The Coega Development Corporation (CDC), already a leading Industrial Development Zone (IDZ) in South Africa, now aims to break new ground in environmental management within IDZs by developing an air dispersion model, it announced recently.
Using existing baseline data from three active air quality monitoring stations, the CDC can manage where investors are placed in the IDZ with the objective of minimising the impact on air quality across the IDZ and on nearby communities.

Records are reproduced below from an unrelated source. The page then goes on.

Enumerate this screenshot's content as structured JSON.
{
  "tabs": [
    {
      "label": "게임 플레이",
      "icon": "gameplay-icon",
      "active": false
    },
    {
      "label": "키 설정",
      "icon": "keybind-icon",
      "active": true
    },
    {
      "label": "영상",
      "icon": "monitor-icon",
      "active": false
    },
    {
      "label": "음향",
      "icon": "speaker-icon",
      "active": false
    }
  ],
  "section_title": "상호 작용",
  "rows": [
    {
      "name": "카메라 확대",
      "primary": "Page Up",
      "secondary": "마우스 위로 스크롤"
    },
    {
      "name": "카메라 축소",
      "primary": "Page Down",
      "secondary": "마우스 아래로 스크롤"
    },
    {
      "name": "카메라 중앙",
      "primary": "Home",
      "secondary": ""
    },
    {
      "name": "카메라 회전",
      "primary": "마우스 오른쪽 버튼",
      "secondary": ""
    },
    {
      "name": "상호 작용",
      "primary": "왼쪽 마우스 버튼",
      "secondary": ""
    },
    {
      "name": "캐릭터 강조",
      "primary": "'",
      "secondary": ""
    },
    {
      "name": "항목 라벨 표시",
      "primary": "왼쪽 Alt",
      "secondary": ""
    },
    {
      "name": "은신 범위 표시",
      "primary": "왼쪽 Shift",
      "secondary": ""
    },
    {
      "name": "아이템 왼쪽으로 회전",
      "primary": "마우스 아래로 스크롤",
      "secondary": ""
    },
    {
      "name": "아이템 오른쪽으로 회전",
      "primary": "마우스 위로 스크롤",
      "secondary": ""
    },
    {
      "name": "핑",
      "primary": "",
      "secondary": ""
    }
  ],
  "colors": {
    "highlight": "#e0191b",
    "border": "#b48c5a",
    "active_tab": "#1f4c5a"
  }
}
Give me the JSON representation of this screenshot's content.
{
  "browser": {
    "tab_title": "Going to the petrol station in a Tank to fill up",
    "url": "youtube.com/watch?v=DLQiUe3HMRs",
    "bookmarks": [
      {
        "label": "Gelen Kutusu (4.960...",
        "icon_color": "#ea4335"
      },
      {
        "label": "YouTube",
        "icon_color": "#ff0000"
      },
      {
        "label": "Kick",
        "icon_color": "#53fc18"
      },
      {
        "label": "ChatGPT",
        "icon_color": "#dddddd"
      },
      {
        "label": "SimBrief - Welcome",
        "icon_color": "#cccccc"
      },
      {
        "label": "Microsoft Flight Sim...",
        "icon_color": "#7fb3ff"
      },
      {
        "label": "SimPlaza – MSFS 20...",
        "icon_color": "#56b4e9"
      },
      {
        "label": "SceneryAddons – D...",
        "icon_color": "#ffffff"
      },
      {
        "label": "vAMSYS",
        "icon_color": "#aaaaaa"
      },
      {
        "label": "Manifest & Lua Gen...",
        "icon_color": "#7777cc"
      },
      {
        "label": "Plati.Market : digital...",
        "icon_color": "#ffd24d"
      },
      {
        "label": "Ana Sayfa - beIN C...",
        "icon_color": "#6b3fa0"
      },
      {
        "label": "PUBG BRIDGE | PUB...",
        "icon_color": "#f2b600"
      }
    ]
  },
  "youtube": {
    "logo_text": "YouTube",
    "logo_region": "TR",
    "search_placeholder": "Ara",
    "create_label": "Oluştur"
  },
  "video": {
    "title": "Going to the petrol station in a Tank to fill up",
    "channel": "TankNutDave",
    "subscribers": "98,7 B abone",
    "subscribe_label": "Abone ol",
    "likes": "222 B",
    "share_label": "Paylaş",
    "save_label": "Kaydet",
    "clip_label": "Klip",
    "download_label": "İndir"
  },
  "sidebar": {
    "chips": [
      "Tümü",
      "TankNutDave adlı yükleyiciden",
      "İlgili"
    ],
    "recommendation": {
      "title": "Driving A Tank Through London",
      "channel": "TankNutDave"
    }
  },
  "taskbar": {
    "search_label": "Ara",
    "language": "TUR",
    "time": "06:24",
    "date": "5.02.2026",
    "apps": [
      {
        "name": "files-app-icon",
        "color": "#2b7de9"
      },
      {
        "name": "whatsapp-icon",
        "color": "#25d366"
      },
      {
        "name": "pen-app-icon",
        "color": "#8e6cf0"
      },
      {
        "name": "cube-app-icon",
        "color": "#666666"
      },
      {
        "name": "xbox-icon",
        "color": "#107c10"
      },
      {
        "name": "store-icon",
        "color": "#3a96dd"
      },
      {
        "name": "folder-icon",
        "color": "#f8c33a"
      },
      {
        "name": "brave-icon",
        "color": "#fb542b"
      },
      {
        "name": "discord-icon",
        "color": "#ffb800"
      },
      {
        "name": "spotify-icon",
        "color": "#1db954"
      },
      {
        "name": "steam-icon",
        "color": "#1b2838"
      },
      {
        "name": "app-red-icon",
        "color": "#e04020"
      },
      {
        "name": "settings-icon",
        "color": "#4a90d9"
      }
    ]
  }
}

In this way, the CDC is going the extra mile to ensure there is limited air pollution within the IDZ. Earlier last year, the CDC identified the need to ensure that the effect of emissions from tenants’ activities within the IDZ does not exceed the official ambient air quality standards, or pose a health and/or environmental risk to the region.In line with legislation
Even though the CDC has established air quality monitoring stations on its 11 500ha land – which encompasses 14 sector-orientated sub-zones – it is making use of the air dispersion model to manage air quality and ensure compliance with National Environmental Management: Air Quality Act (AQA) No 39 of 2004. Andrea Shirley, environmental manager at the CDC, said, “A suitable modelling process will give the CDC the ability to determine the effect of proposed activities to assist decision making on the desirability of proposed investors.This will allow the screening of prospective investors to determine the effects of their air emissions on the ambient air quality in the IDZ and surrounding areas.”
The emissions inventory used to develop the air dispersion model, gives the total emissions of various pollutants and contains all notable existing sources both outside the IDZ, but within the five kilometre radius, and within the IDZ boundary.